I have two circuits using MSP430 processors that reboot under ‘moderate to severe’ circumstances. One circuit drives a car horn and reboots each time the horn is activated. The second is a lightning detector that reboots when lightning gets very close. In both cases the circuit, is on a breadboard without a ground plane but with somewhat random bypass caps.
In the case of the car horn, the power supply from the MSP430 is COMPLETELY separated from the horn power and fully optically isolated. They do not even share a common ground.
I am not asking for help to debug these specific problems. Although if you have ideas… What I am asking for are references to the proper design and specification of bypass capacitors and or board layout. I will be migrating these designs from breadboards to PCBs and hope to leave these #@#^# problems behind me.
My background is as an embedded SW engineer formally trained as an aerodynamics and mechanical engineer. All my EE knowledge has been picked up on the job, via my home lab, or by reading.
Any web resources, books, fair tales, or other material you have found particularly useful that I could be reading?
You probably need more than just by-pass caps when there are severe transits near your circuit. Notice I said near and not on your circuit. A little study of magnetic fields and current flow will give you an idea of what can happen.
I’m also sure that your circuits as built will not pass CE certification for ESD. (another google term for you)
A device that can help is a TVS (Transient Voltage Suppressor). Although if you have a poor PCB design even TVS’s won’t help enough. Does your PCBs have a good low impedance ground plane?
You now need to discovery what part of your circuit is susceptible and fix that. Hint: You may need more than one fix (ie. cap on one part of circuit and TVS on another).
This is not an easy issue to trouble shoot and fix. Good luck.
waltr:
This is not an easy issue to trouble shoot and fix.
Your not kidding. The car horn project started out running from a motorcycle battery to power the whole thing. By the time I gave up, I had a 9V to run the MSP. The GPIO to run the horn went to an optical isolator, then to a FET to drive an automotive relay (with kickback diode), to drive a car horn (also with kickback diodes). The FET, relay, and horn were on the motor cycle battery. They did not even share a common ground as I was worried about ‘ground bounce’.
I added ferrite beads to the horn leads. I added various caps across the horn contacts. I wrapped the MSP430 in copper tape and located it 3 feet away from the horn. I insured there were no non-committed pins on the MSP. No reduction in failure rates and NO visible glitch on the power line using a 500 MHz scope and 10x probe. ARGHHHHH! I suspect Tachyon beam emissions.
I will look into TSVs as well as researching CE/ESD data (although my device is just for home use).
When I discovered the same sickness in my lightning detector last night I had this overwhelming feeling of dread.

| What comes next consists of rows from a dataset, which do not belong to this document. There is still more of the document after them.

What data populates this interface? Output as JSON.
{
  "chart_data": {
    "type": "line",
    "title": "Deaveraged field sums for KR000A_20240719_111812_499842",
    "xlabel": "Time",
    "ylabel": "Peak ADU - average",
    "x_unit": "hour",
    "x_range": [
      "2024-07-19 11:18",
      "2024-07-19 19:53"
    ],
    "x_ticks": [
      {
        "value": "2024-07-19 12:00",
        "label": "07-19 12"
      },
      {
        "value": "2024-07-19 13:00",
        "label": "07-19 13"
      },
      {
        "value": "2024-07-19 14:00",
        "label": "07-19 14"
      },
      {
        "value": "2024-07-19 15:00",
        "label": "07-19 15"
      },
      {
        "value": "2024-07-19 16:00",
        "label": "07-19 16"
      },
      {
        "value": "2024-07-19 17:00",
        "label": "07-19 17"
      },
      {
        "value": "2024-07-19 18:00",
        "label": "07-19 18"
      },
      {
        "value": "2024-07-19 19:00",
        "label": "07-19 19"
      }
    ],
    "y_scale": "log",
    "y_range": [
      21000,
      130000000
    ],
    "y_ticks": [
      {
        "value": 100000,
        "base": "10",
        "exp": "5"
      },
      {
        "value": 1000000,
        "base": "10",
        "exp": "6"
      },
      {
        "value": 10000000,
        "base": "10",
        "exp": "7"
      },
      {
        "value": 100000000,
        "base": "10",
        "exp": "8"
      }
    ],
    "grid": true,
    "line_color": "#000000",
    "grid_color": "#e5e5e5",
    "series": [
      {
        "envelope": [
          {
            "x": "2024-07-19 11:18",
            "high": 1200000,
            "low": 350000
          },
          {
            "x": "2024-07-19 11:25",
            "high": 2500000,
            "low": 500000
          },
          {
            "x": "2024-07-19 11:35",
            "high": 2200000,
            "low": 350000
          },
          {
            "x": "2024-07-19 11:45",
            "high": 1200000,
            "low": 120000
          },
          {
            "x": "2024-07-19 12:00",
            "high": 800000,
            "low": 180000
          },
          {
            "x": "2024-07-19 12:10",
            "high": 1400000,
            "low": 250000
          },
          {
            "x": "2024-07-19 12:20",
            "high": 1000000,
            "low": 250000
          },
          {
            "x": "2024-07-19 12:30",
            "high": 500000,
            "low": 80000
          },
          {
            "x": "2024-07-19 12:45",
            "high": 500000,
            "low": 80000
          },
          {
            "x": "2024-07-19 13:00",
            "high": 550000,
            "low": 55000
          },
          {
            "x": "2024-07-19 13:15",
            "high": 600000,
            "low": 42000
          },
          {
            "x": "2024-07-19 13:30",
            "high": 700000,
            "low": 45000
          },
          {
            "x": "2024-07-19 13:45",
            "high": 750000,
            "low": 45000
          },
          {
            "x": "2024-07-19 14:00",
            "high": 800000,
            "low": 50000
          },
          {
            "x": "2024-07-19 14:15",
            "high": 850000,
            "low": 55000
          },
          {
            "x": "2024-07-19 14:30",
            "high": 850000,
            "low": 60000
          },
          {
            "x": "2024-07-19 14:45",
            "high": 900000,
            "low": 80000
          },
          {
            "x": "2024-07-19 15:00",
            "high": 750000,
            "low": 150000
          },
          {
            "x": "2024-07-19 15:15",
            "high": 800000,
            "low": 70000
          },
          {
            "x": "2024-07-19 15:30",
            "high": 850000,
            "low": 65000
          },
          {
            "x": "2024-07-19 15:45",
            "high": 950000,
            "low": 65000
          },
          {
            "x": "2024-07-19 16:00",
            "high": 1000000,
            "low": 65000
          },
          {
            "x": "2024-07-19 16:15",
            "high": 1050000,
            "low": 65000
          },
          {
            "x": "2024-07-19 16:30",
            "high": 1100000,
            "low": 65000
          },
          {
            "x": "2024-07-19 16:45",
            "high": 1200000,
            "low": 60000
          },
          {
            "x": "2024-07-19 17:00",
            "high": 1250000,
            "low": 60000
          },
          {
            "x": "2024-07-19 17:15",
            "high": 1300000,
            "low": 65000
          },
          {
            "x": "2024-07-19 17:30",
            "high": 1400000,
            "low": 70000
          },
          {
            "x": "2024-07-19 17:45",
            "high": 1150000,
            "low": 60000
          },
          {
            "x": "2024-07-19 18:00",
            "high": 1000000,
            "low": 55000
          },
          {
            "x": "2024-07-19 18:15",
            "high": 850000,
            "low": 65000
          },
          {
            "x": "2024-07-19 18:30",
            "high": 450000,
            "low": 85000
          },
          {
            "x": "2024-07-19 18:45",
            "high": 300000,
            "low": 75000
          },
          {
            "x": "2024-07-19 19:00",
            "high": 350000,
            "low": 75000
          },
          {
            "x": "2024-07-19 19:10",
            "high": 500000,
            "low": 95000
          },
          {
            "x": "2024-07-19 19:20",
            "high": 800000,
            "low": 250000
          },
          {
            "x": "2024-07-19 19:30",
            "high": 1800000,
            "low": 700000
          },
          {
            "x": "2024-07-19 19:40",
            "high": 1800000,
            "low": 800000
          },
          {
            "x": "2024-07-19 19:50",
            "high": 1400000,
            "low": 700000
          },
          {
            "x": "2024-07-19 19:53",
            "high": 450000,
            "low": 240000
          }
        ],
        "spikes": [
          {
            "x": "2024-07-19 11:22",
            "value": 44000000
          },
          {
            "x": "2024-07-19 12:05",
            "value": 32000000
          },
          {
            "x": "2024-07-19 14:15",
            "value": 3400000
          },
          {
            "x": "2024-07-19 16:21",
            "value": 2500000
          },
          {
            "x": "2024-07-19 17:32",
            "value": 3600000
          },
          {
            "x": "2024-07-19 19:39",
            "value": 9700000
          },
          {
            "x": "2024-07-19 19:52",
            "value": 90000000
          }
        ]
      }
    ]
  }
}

Small simulated strikes worked great. Large bolts caused a reboot. But this time, I did see a glitch in the power supply to the MSP. And hence my desire to learn how to spec caps to remove specific size and duration of spikes.
leon_heller:
The use of a solderless breadboard is probably the main cause of your problems; I avoid them like the plague for actual MCU prototyping.
Yes, I suspect that the breadboard is a large chunk of the problem. But the car horn issue was on point to point “doughnut per hole” perfboard. I do wish to transition to some custom PCBs, but still need to learn about design rules for ground planes, bypass caps, routing, …
fll-freak:
I added ferrite beads to the horn leads. I added various caps across the horn contacts. I wrapped the MSP430 in copper tape and located it 3 feet away from the horn. I insured there were no non-committed pins on the MSP. No reduction in failure rates and NO visible glitch on the power line using a 500 MHz scope and 10x probe. ARGHHHHH! I suspect Tachyon beam emissions.
Nothing so strange as Tachyons, just common ordinary magnetic fields. I recommend you locate a copy of:
The copper tape cannot shield out magnetic fields. For that you need expensive mumetal.
Your horn circuit has high di/dt which creates a changing magnetic field which induces a current in nearby conductors. You can minimize this effect by controlling the loop area at both ends. Make sure that in the horn circuit the return wire is parallel to the wire carrying the high current. Twisted pairs are very good here. Distance between the source and susceptible circuit also helps. (If you had the optocoupler located with the other high power devices then the wires to drive it form a loop and you need to use twisted pair.)
On the MSP430 end the usual technique is a ground plane although you could carefully route wires and return paths side by side.